I realize I’m a little scone-crazy around here. There are worse things to be. Boy band crazy, maybe.
Having spent the past two mornings in Edmonton in a very family-friendly hotel with fun pools and a spread of all-you-can-eat beige in the morning, including DIY waffles and those long tubes of Froot Loops you crank out into styrofoam bowls, it made me appreciate how much I value my carb calories – that is, if I’m going to eat a giant wodge of bread or a bagel or cinnamon bun, it had better be great. The coffee too, while I’m at it. Perhaps I’m turning into a breakfast snob.

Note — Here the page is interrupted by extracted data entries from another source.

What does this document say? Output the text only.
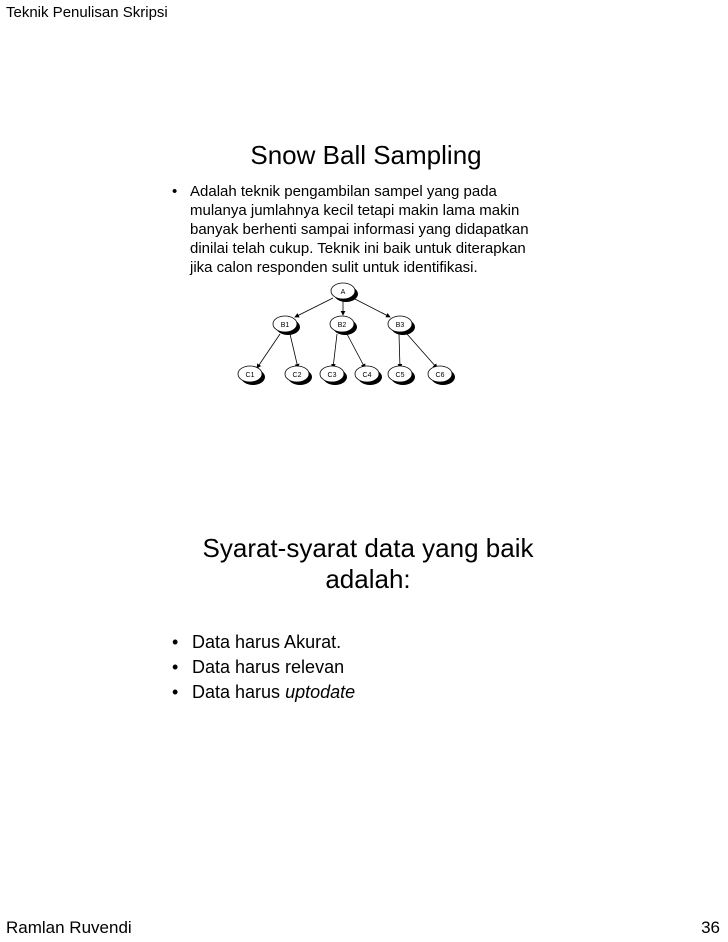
Teknik Penulisan Skripsi
Snow Ball Sampling
• Adalah teknik pengambilan sampel yang pada mulanya jumlahnya kecil tetapi makin lama makin banyak berhenti sampai informasi yang didapatkan dinilai telah cukup. Teknik ini baik untuk diterapkan jika calon responden sulit untuk identifikasi.
A
B1	B2	B3
C1	C2	C3	C4	C5	C6
Syarat-syarat data yang baik
adalah:
• Data harus Akurat.
• Data harus relevan
• Data harus uptodate
Ramlan Ruvendi	36
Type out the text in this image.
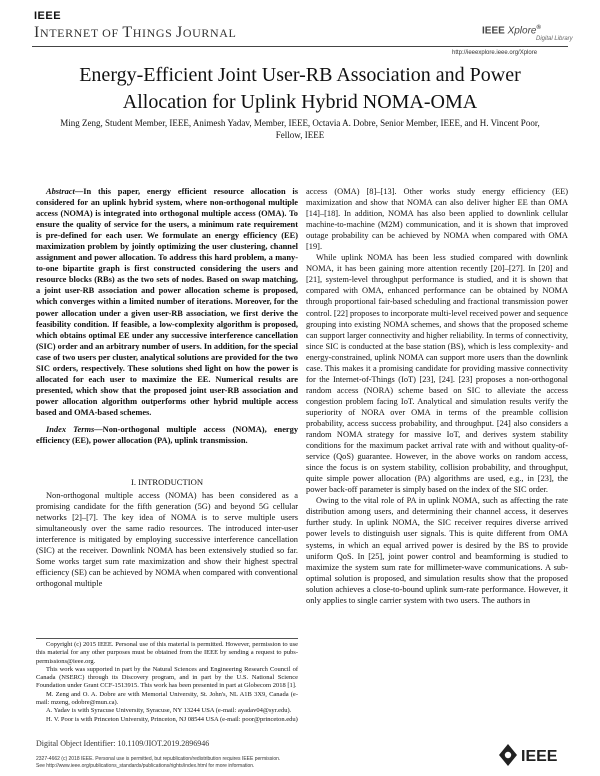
IEEE
INTERNET OF THINGS JOURNAL	IEEE Xplore®
Digital Library
http://ieeexplore.ieee.org/Xplore
Energy-Efficient Joint User-RB Association and Power Allocation for Uplink Hybrid NOMA-OMA
Ming Zeng, Student Member, IEEE, Animesh Yadav, Member, IEEE, Octavia A. Dobre, Senior Member, IEEE, and H. Vincent Poor, Fellow, IEEE

Abstract—In this paper, energy efficient resource allocation is considered for an uplink hybrid system, where non-orthogonal multiple access (NOMA) is integrated into orthogonal multiple access (OMA). To ensure the quality of service for the users, a minimum rate requirement is pre-defined for each user. We formulate an energy efficiency (EE) maximization problem by jointly optimizing the user clustering, channel assignment and power allocation. To address this hard problem, a many-to-one bipartite graph is first constructed considering the users and resource blocks (RBs) as the two sets of nodes. Based on swap matching, a joint user-RB association and power allocation scheme is proposed, which converges within a limited number of iterations. Moreover, for the power allocation under a given user-RB association, we first derive the feasibility condition. If feasible, a low-complexity algorithm is proposed, which obtains optimal EE under any successive interference cancellation (SIC) order and an arbitrary number of users. In addition, for the special case of two users per cluster, analytical solutions are provided for the two SIC orders, respectively. These solutions shed light on how the power is allocated for each user to maximize the EE. Numerical results are presented, which show that the proposed joint user-RB association and power allocation algorithm outperforms other hybrid multiple access based and OMA-based schemes.

Index Terms—Non-orthogonal multiple access (NOMA), energy efficiency (EE), power allocation (PA), uplink transmission.

I. INTRODUCTION

Non-orthogonal multiple access (NOMA) has been considered as a promising candidate for the fifth generation (5G) and beyond 5G cellular networks [2]–[7]. The key idea of NOMA is to serve multiple users simultaneously over the same radio resources. The introduced inter-user interference is mitigated by employing successive interference cancellation (SIC) at the receiver. Downlink NOMA has been extensively studied so far. Some works target sum rate maximization and show their highest spectral efficiency (SE) can be achieved by NOMA when compared with conventional orthogonal multiple

Copyright (c) 2015 IEEE. Personal use of this material is permitted. However, permission to use this material for any other purposes must be obtained from the IEEE by sending a request to pubs-permissions@ieee.org.

This work was supported in part by the Natural Sciences and Engineering Research Council of Canada (NSERC) through its Discovery program, and in part by the U.S. National Science Foundation under Grant CCF-1513915. This work has been presented in part at Globecom 2018 [1].

M. Zeng and O. A. Dobre are with Memorial University, St. John's, NL A1B 3X9, Canada (e-mail: mzeng, odobre@mun.ca).

A. Yadav is with Syracuse University, Syracuse, NY 13244 USA (e-mail: ayadav04@syr.edu).

H. V. Poor is with Princeton University, Princeton, NJ 08544 USA (e-mail: poor@princeton.edu)

access (OMA) [8]–[13]. Other works study energy efficiency (EE) maximization and show that NOMA can also deliver higher EE than OMA [14]–[18]. In addition, NOMA has also been applied to downlink cellular machine-to-machine (M2M) communication, and it is shown that improved outage probability can be achieved by NOMA when compared with OMA [19].

While uplink NOMA has been less studied compared with downlink NOMA, it has been gaining more attention recently [20]–[27]. In [20] and [21], system-level throughput performance is studied, and it is shown that compared with OMA, enhanced performance can be obtained by NOMA through proportional fair-based scheduling and fractional transmission power control. [22] proposes to incorporate multi-level received power and sequence grouping into existing NOMA schemes, and shows that the proposed scheme can support larger connectivity and higher reliability. In terms of connectivity, since SIC is conducted at the base station (BS), which is less complexity- and energy-constrained, uplink NOMA can support more users than the downlink case. This makes it a promising candidate for providing massive connectivity for the Internet-of-Things (IoT) [23], [24]. [23] proposes a non-orthogonal random access (NORA) scheme based on SIC to alleviate the access congestion problem facing IoT. Analytical and simulation results verify the superiority of NORA over OMA in terms of the preamble collision probability, access success probability, and throughput. [24] also considers a random NOMA strategy for massive IoT, and derives system stability conditions for the maximum packet arrival rate with and without quality-of-service (QoS) guarantee. However, in the above works on random access, since the focus is on system stability, collision probability, and throughput, quite simple power allocation (PA) algorithms are used, e.g., in [23], the power back-off parameter is simply based on the index of the SIC order.

Owing to the vital role of PA in uplink NOMA, such as affecting the rate distribution among users, and determining their channel access, it deserves further study. In uplink NOMA, the SIC receiver requires diverse arrived power levels to distinguish user signals. This is quite different from OMA systems, in which an equal arrived power is desired by the BS to provide uniform QoS. In [25], joint power control and beamforming is studied to maximize the system sum rate for millimeter-wave communications. A sub-optimal solution is proposed, and simulation results show that the proposed solution achieves a close-to-bound uplink sum-rate performance. However, it only applies to single carrier system with two users. The authors in

Digital Object Identifier: 10.1109/JIOT.2019.2896946
2327-4662 (c) 2018 IEEE. Personal use is permitted, but republication/redistribution requires IEEE permission.
See http://www.ieee.org/publications_standards/publications/rights/index.html for more information.
IEEE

All-you-can-eat scones are easy enough to make happen at home, so long as you have flour and butter and milk (or even sour cream or yogurt) in the house. These also call for an egg, making them richer than your standard biscuit, and vanilla beans just because I was in the mood – there’s no need to rush out and buy one, but if you, like me, hoard your beans, saving them for something special, and then find them a year later in the back of the cupboard, dried out and only good for tucking into a jar of vanilla sugar, here’s a good reason to use one. It’s a satisfying use of a dollar or two to split one with the tip of a knife and scrape out the seeds into your scone dough. Or use vanilla bean paste, which at around $12 a jar is a totally affordable alternative; cheaper than pure vanilla extracts can be, and you get all those bitty black seeds you can see in the drizzle. It doesn’t take much – a jar will last.

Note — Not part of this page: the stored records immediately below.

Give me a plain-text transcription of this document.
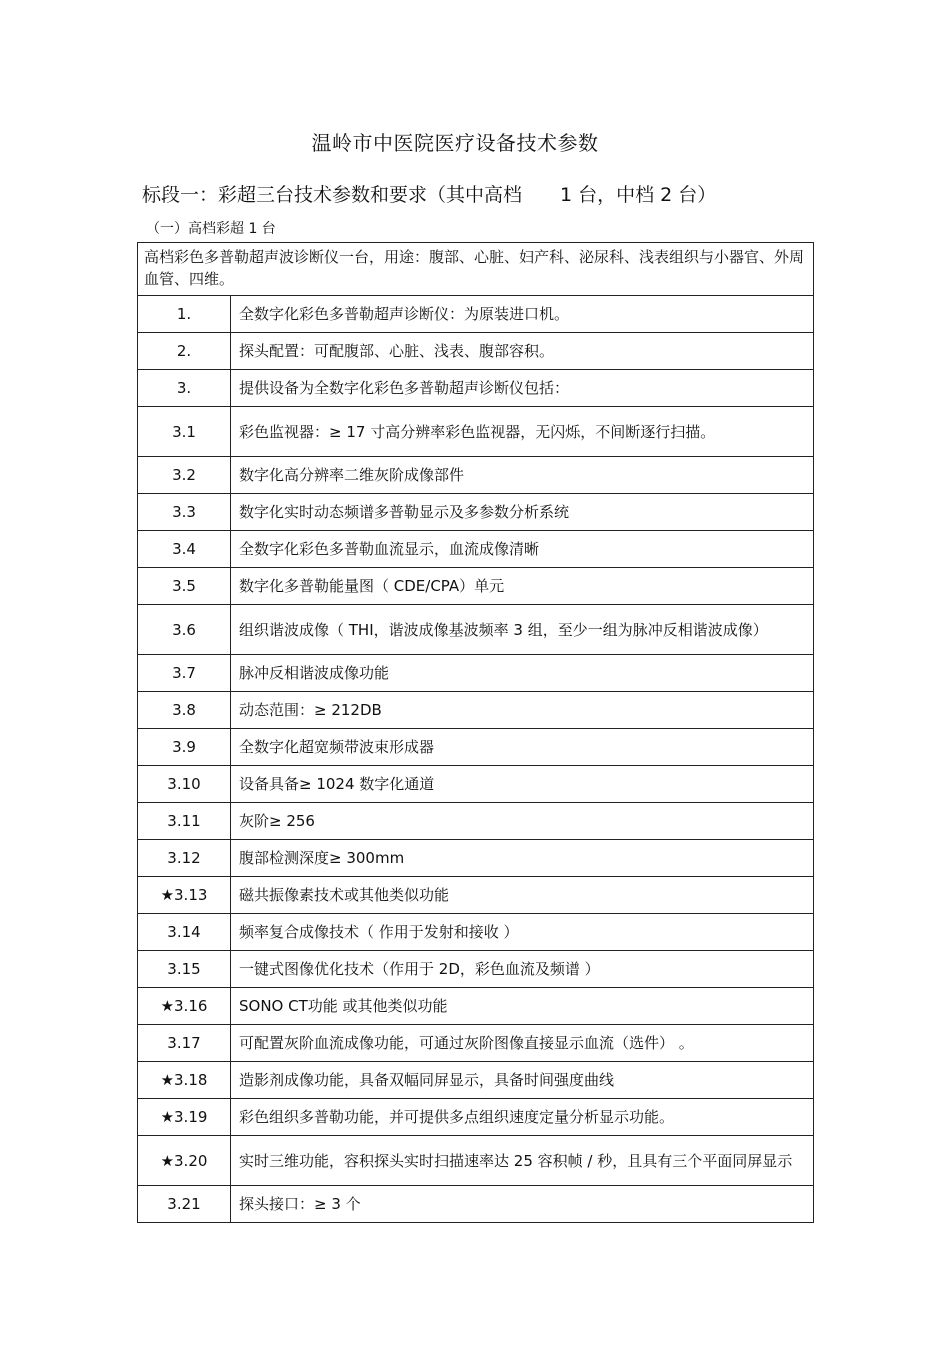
温岭市中医院医疗设备技术参数
标段一：彩超三台技术参数和要求（其中高档　　1 台，中档 2 台）
（一）高档彩超 1 台
高档彩色多普勒超声波诊断仪一台，用途：腹部、心脏、妇产科、泌尿科、浅表组织与小器官、外周血管、四维。	
1.	全数字化彩色多普勒超声诊断仪：为原装进口机。
2.	探头配置：可配腹部、心脏、浅表、腹部容积。
3.	提供设备为全数字化彩色多普勒超声诊断仪包括：
3.1	彩色监视器：≥ 17 寸高分辨率彩色监视器，无闪烁，不间断逐行扫描。
3.2	数字化高分辨率二维灰阶成像部件
3.3	数字化实时动态频谱多普勒显示及多参数分析系统
3.4	全数字化彩色多普勒血流显示，血流成像清晰
3.5	数字化多普勒能量图（ CDE/CPA）单元
3.6	组织谐波成像（ THI，谐波成像基波频率 3 组，至少一组为脉冲反相谐波成像）
3.7	脉冲反相谐波成像功能
3.8	动态范围：≥ 212DB
3.9	全数字化超宽频带波束形成器
3.10	设备具备≥ 1024 数字化通道
3.11	灰阶≥ 256
3.12	腹部检测深度≥ 300mm
★3.13	磁共振像素技术或其他类似功能
3.14	频率复合成像技术（ 作用于发射和接收 ）
3.15	一键式图像优化技术（作用于 2D，彩色血流及频谱 ）
★3.16	SONO CT功能 或其他类似功能
3.17	可配置灰阶血流成像功能，可通过灰阶图像直接显示血流（选件） 。
★3.18	造影剂成像功能，具备双幅同屏显示，具备时间强度曲线
★3.19	彩色组织多普勒功能，并可提供多点组织速度定量分析显示功能。
★3.20	实时三维功能，容积探头实时扫描速率达 25 容积帧 / 秒，且具有三个平面同屏显示
3.21	探头接口：≥ 3 个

I like to pat the dough into a circle right on the baking sheet, then cut it into wedges and pull them apart. No re-rolling of scraps, no wiping down of counters.
These are good, basic scones you can add berries or dried fruit or nuts or chocolate to, and there’s no reason you have to drizzle a thin, vanilla-scented icing overtop, except that it takes a minute to stir together and is oh-so-satisfying to dribble back and forth overtop. It dresses them up nice. So I suppose the motivation might be similar to that which inspires one to accessorize an outfit.
And if you happen to have a little leftover icing from a cake or cupcakes – I always wind up with a small dish of it, not enough to frost anything with – thin it with a little milk, add a drip of vanilla bean paste and dribble it over your warm scones with a fork.